All we know is that we’re all in this together, since we’re all part of the interconnected web of life. And we can only hope that it’s our interconnectedness, rather than our social distancing, that helps pull us through this crisis. Meanwhile, reminding yourself “I don’t know” may help ease anxieties about the future, as you bring your awareness to the present moment.

If you’d like to try a meditation to help you release stories about the future that can create stress, check out my latest podcast episode here: https://joyrains.com/episode-8/.

If you’d like to meditate regularly at home, consider setting up a dedicated meditation space. To find tips on designing your space, visit https://porch.com/advice/the-ultimate-meditation-room.

Responding vs. Reacting

The practice of meditation helps you respond to life’s events consciously, rather than react unconsciously. This can go a long way towards reducing stress. For example, if you’re waiting in line to pay for your purchases and someone cuts in front of you, rather than going into an immediate stress-related reaction (such as shouting “How dare you cut in front of me! I’ve been waiting 20 minutes!), meditation can help you notice events without having such a strong emotional reaction.
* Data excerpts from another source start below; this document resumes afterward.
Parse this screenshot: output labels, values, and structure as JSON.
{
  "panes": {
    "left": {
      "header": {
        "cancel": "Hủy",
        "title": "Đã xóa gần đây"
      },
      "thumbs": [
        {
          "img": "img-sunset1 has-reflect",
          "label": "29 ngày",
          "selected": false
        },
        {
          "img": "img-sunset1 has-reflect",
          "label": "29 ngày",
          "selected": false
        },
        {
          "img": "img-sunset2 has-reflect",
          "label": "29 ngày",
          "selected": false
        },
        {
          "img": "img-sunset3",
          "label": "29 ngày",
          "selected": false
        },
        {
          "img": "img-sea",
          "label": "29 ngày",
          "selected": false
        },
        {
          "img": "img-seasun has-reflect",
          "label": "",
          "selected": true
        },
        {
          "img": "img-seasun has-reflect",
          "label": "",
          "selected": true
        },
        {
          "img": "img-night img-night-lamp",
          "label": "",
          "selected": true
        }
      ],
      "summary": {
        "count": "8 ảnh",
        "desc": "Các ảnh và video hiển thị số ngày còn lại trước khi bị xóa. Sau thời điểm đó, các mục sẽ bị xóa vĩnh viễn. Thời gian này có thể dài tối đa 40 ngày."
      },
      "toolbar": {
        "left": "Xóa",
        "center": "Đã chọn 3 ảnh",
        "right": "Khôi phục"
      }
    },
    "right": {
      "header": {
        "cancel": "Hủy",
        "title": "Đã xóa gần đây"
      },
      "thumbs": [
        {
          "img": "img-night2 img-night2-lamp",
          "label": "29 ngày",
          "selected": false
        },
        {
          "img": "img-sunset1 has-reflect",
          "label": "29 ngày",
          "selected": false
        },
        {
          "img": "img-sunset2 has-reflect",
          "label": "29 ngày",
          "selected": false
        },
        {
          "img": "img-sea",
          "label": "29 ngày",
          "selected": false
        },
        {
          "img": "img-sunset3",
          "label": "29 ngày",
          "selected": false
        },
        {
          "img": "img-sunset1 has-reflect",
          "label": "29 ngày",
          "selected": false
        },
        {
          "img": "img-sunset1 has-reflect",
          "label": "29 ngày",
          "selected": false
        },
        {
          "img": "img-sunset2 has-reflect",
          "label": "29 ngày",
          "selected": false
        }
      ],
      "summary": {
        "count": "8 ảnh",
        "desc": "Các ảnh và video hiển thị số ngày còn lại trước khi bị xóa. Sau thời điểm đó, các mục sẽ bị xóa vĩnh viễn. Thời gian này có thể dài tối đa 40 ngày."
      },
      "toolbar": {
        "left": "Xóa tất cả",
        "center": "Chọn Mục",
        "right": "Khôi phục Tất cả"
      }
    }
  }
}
You may be able to calmly say to the encroacher, “Excuse me please, people are waiting in line here. Please step to the back of the line.”

Practicing meditation doesn’t have to take long; simply sit in a quiet place for a few minutes, close your eyes and bring all your attention to your breath, noticing your chest rising and falling, or noticing the coolness of the air when you inhale and its warmth when you exhale. Any time your mind wanders, gently bring your attention back to your breath. This practice, even if done for a few minutes a day, can help recharge and center you.